I can't seem to find out how to do this. I also can't find a simple automatic system that at least stops a train at a station (or wherever). I have an Aristo auto reversing unit for my tram line that obviously stops the tram at the stop for a period of time before reversing back again so I assume the station stop may work in a similar way.

For part 2 of my question I thought about a micro type of timer that could switch on and off which would be measured in seconds (rather than a 24 hour type timer which measures in 15 minute increments) but couldn't find one of those anyway. 

I've looked just about everywhere for something like this and, to be honest, I thought that something like a station stop would be popular. 

Any help would be greatly appreciated. Sedda.


----------



## dbodnar (Jan 2, 2008)

Sedda - I don't have any personal experience with this unit but it appears to be capable of doing what you want:

http://www.rr-concepts.com/sm1.shtml 

dave


----------



## Totalwrecker (Feb 26, 2009)

Check; G Scale Graphics Critter control or the Railboss. Magnets on track keys stops. 
Del is an advertiser here and a nice guy to work with. 
John


----------



## toddalin (Jan 4, 2008)

I do this on our railroad. It is done using a 555 timing chip to activate a relay that turns off the power to that section of track. A magnet mounted under the engine triggers a reed switch that triggers the chip. With proper component selection, the circuit can be activated from milliseconds to weeks. You can either buy a 555 timer kit, or make your own for a few dollars using Internet surplus parts. Do a search for 555 chips for a wealth of information.


----------



## lkydvl (Jan 2, 2008)

stop watch and hand on power controller?


----------



## Del Tapparo (Jan 4, 2008)

Posted By Totalwrecker on 15 Oct 2010 07:59 AM 
Check; G Scale Graphics Critter control or the Railboss. Magnets on track keys stops. 
Del is an advertiser here and a nice guy to work with. 
John 


Very easily done with the RailBoss, but it is battery power only unless you want to make your own mods. Statistically controlled station stops. i.e. you never know when it will stop, you just know it will stop X% of the time. X is programmable. Visitors can't figure it out and they love it. I love it too, because it makes continuous running of trains interesting.


----------



## gtrainman (Jan 5, 2008)

Hi,
I would recommend the Station Master!

http://www.rr-concepts.com/sm1.shtml 

I have a couple of these on my outdoor layout.
They work great. There are several others here on MLS that also use the RR-Concepts units.

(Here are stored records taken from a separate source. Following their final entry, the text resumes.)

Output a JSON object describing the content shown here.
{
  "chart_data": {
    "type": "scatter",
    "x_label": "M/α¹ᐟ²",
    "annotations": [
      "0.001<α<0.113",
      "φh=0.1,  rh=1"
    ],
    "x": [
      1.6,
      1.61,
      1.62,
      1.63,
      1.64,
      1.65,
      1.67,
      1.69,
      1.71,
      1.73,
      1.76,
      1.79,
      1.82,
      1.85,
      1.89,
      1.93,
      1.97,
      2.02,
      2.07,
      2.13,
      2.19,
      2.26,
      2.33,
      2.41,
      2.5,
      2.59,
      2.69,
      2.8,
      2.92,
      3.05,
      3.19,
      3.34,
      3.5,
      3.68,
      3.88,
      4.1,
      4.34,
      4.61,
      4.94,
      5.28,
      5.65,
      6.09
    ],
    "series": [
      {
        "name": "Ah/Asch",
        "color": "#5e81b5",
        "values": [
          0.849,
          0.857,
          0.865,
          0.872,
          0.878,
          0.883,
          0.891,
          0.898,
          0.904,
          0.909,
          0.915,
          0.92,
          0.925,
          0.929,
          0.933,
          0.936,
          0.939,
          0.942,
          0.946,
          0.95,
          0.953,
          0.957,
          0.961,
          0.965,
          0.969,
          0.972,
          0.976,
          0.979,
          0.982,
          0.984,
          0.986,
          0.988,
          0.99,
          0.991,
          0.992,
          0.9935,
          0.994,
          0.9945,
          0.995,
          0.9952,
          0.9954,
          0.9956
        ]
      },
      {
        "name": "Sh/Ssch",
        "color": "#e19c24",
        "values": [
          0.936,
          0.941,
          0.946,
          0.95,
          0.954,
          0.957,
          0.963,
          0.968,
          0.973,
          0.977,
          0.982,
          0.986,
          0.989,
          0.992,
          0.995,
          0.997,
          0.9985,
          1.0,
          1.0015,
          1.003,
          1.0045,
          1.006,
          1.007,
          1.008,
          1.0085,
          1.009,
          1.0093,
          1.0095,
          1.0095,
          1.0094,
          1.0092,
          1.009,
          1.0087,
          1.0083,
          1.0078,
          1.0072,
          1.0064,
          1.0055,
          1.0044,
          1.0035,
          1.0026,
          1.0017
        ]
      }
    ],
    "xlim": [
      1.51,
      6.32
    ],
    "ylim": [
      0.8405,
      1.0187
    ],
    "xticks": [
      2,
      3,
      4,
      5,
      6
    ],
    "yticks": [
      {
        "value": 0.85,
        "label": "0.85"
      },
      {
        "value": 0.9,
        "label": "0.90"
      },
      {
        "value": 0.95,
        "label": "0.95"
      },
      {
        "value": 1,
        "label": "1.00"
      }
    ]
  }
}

Here is one way to hook it up,
http://www.rr-concepts.com/StationM...Stop.shtml

Hope this helps.


----------



## Sedda (Oct 19, 2009)

Thanks very much guys. Those were what I was looking for. At this (very) early stage I am leaning towards the stationmaster for nothing more than ease of installation (I'm not technically minded at all). The only thing with that one is that it can only go 2 laps before it stops rather than more than that. I have such a small loop of track that I really don't want it stopping at the station every other time. I wonder, if it can go 2 laps rather than one, there must be some way for it to go 4 or 5 laps. Hmmm.


----------



## Tom Bray (Jan 20, 2009)

The Split jJaw auto reverser has the ability to add separate station stops using a pair of isolators and a wire back to the controller. There doesn't appear to be any limit to the number of stops that it supports but they all use the same timer. Using diodes on the track will allow the train to stop and then turn around and go the other way which is on a separate timer.

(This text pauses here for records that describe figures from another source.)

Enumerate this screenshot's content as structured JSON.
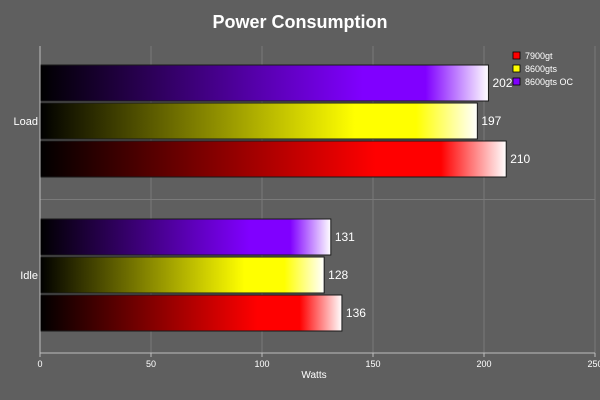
{
  "chart_data": {
    "type": "bar",
    "orientation": "horizontal",
    "title": "Power Consumption",
    "xlabel": "Watts",
    "ylabel": "",
    "categories": [
      "Load",
      "Idle"
    ],
    "series": [
      {
        "name": "7900gt",
        "values": [
          210,
          136
        ],
        "color": "#ff0000"
      },
      {
        "name": "8600gts",
        "values": [
          197,
          128
        ],
        "color": "#ffff00"
      },
      {
        "name": "8600gts OC",
        "values": [
          202,
          131
        ],
        "color": "#8000ff"
      }
    ],
    "xlim": [
      0,
      250
    ],
    "xticks": [
      0,
      50,
      100,
      150,
      200,
      250
    ],
    "grid": true,
    "legend": "top-right",
    "colors": {
      "background": "#5f5f5f",
      "grid": "#7a7a7a",
      "axis": "#bdbdbd",
      "text": "#ffffff"
    }
  }
}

My only issue with it is that the stop is very abrupt, no soft stop or start. Also all the lights are off while the train is at the station.

Tom


----------



## Del Tapparo (Jan 4, 2008)

Posted By Tom Bray on 21 Oct 2010 07:46 PM 
...

My only issue with it is that the stop is very abrupt, no soft stop or start. Also all the lights are off while the train is at the station.

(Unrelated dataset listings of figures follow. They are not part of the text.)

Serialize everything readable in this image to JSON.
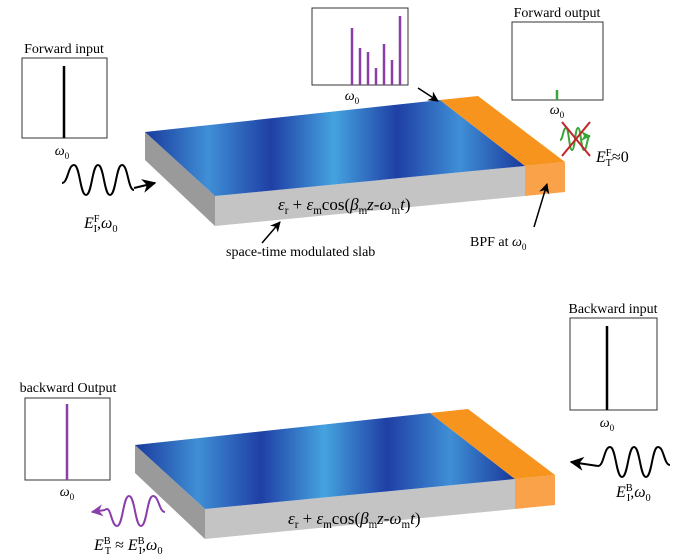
{
  "top": {
    "input_title": "Forward input",
    "input_freq": [
      {
        "t": "ω",
        "it": true
      },
      {
        "t": "0",
        "sub": true
      }
    ],
    "spectrum_freq": [
      {
        "t": "ω",
        "it": true
      },
      {
        "t": "0",
        "sub": true
      }
    ],
    "output_title": "Forward output",
    "output_freq": [
      {
        "t": "ω",
        "it": true
      },
      {
        "t": "0",
        "sub": true
      }
    ],
    "input_field": [
      {
        "t": "E",
        "it": true
      },
      {
        "t": "F",
        "sup": true
      },
      {
        "t": "I",
        "sub": true,
        "stack": true
      },
      {
        "t": ",",
        "it": false
      },
      {
        "t": "ω",
        "it": true
      },
      {
        "t": "0",
        "sub": true
      }
    ],
    "output_field": [
      {
        "t": "E",
        "it": true
      },
      {
        "t": "F",
        "sup": true
      },
      {
        "t": "T",
        "sub": true,
        "stack": true
      },
      {
        "t": "≈0",
        "it": false
      }
    ],
    "formula": [
      {
        "t": "ε",
        "it": true
      },
      {
        "t": "r",
        "sub": true
      },
      {
        "t": " + ",
        "it": false
      },
      {
        "t": "ε",
        "it": true
      },
      {
        "t": "m",
        "sub": true
      },
      {
        "t": "cos(",
        "it": false
      },
      {
        "t": "β",
        "it": true
      },
      {
        "t": "m",
        "sub": true
      },
      {
        "t": "z",
        "it": true
      },
      {
        "t": "-",
        "it": false
      },
      {
        "t": "ω",
        "it": true
      },
      {
        "t": "m",
        "sub": true
      },
      {
        "t": "t",
        "it": true
      },
      {
        "t": ")",
        "it": false
      }
    ],
    "slab_label": "space-time modulated slab",
    "bpf_label": [
      {
        "t": "BPF at ",
        "it": false
      },
      {
        "t": "ω",
        "it": true
      },
      {
        "t": "0",
        "sub": true
      }
    ]
  },
  "bottom": {
    "input_title": "Backward input",
    "input_freq": [
      {
        "t": "ω",
        "it": true
      },
      {
        "t": "0",
        "sub": true
      }
    ],
    "output_title": "backward Output",
    "output_freq": [
      {
        "t": "ω",
        "it": true
      },
      {
        "t": "0",
        "sub": true
      }
    ],
    "input_field": [
      {
        "t": "E",
        "it": true
      },
      {
        "t": "B",
        "sup": true
      },
      {
        "t": "I",
        "sub": true,
        "stack": true
      },
      {
        "t": ",",
        "it": false
      },
      {
        "t": "ω",
        "it": true
      },
      {
        "t": "0",
        "sub": true
      }
    ],
    "output_field": [
      {
        "t": "E",
        "it": true
      },
      {
        "t": "B",
        "sup": true
      },
      {
        "t": "T",
        "sub": true,
        "stack": true
      },
      {
        "t": " ≈ ",
        "it": false
      },
      {
        "t": "E",
        "it": true
      },
      {
        "t": "B",
        "sup": true
      },
      {
        "t": "I",
        "sub": true,
        "stack": true
      },
      {
        "t": ",",
        "it": false
      },
      {
        "t": "ω",
        "it": true
      },
      {
        "t": "0",
        "sub": true
      }
    ],
    "formula": [
      {
        "t": "ε",
        "it": true
      },
      {
        "t": "r",
        "sub": true
      },
      {
        "t": " + ",
        "it": false
      },
      {
        "t": "ε",
        "it": true
      },
      {
        "t": "m",
        "sub": true
      },
      {
        "t": "cos(",
        "it": false
      },
      {
        "t": "β",
        "it": true
      },
      {
        "t": "m",
        "sub": true
      },
      {
        "t": "z",
        "it": true
      },
      {
        "t": "-",
        "it": false
      },
      {
        "t": "ω",
        "it": true
      },
      {
        "t": "m",
        "sub": true
      },
      {
        "t": "t",
        "it": true
      },
      {
        "t": ")",
        "it": false
      }
    ]
  }
}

This too is solved with my system and battery power; smooth starts & stops ... lights on at full intensity while stopped (and 4 or 5 laps between stops easily achieved). Not trying to start a war here.







Just saying!


----------



## Ron Hill (Sep 25, 2008)

There is a system out there (other than what has been mentioned) that has been out for a number of years that does what you are talking about. I have not found it in my favorites yet; maybe David can remember. Seems like it has a blue box with red lights. 
Ron


----------



## Ron Hill (Sep 25, 2008)

This was advertised in the October GRM. http://www.dcctrainautomation.co.uk/dccbitswitches.htm 
Ron


----------



## Sedda (Oct 19, 2009)

Thanks for the responses guys.

Just to let anyone else know that might be looking at this, Stationmaster from RR-Concepts is now programmable up to 10 laps before stopping so, for me, it is just what the doctor ordered. Now, I'll have to save up a little for my Christmas present.


----------